Can Margaret Thatcher revive Britain ‘s Conservative Party? Her cure is a brisk dose of Tory principles, laid on smartly with a no-nonsense schoolmistress ‘s rod. A sampling of the leader’s views:
ON SOCIAL MOBILITY: The charm of Britain has always been the ease with which one can move into the middle class. It has never been simply a matter of income, but of a whole attitude to life, a will to take responsibility for oneself—the middle-class morality that Shaw despised so much. We need those who are going to save money, who are going to do things for themselves.
ON PRIVATE PROPERTY: If a Tory does not believe that private property is one of the main bulwarks of individual freedom, then he had better become a Socialist and have done with it. Indeed, one of the reasons for our electoral failure is that people believe that too many Conservatives have become socialists already. Britain’s progress toward socialism has been an alternation of two steps forward with half a step back.
ON DEFENDING “MIDDLECLASS INTERESTS”: If middle-class values include the encouragement of variety and individual choice, the provision of incentives and rewards for skill and hard work, the maintenance of effective barriers against the excessive power of the state and a belief in the wide distribution of individual private property, then they are certainly what I am trying to defend.

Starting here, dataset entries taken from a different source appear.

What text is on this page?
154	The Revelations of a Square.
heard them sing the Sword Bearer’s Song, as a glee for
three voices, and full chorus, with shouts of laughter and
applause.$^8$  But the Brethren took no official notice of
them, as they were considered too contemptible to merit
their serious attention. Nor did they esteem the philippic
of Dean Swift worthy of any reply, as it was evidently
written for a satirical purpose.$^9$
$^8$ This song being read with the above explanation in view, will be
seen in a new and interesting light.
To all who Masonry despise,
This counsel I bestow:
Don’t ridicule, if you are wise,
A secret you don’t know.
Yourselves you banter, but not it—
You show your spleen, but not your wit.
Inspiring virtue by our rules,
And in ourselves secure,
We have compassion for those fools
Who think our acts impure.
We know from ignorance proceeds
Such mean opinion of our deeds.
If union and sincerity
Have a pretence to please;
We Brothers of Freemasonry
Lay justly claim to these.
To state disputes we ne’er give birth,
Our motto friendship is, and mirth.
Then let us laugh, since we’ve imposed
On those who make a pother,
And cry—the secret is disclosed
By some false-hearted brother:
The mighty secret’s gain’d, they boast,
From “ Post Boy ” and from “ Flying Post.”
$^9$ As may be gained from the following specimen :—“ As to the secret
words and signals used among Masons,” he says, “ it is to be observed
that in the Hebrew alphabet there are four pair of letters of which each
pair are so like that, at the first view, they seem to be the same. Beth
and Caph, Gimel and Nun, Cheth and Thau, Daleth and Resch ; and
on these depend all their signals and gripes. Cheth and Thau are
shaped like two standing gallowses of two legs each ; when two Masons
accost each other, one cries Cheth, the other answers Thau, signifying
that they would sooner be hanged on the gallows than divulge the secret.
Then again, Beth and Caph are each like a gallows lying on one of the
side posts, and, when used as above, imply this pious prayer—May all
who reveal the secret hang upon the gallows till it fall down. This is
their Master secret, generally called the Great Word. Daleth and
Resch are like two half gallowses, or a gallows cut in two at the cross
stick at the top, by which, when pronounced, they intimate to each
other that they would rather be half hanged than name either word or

WHY THE TORIES LOST: We lost [October 1974] because we did not appear to stand firmly for anything distinctive and positive. Sneering at “middleclass values” is to insult the working class no less than the bourgeois. Do British workers have no feeling for freedom, for order, for the education of their children, for the right to work without disruption by political militants? Of course they do, and if they are no more than cash-grabbing anarchists, then we must try to show them the way back to sanity.
ON TORY STRATEGY: To listen, to lead, that is our role. Listen to the younger generation: they don’t want equality and regimentation. Listen to working families the length and breadth of Britain: they don’t want growing state direction of their lives. Listen to the men and women at work: they don’t want to be propped up by subsidies. To deny that we failed the people is futile as well as arrogant. Successful governments win elections. So do parties with broadly acceptable policies. We lost.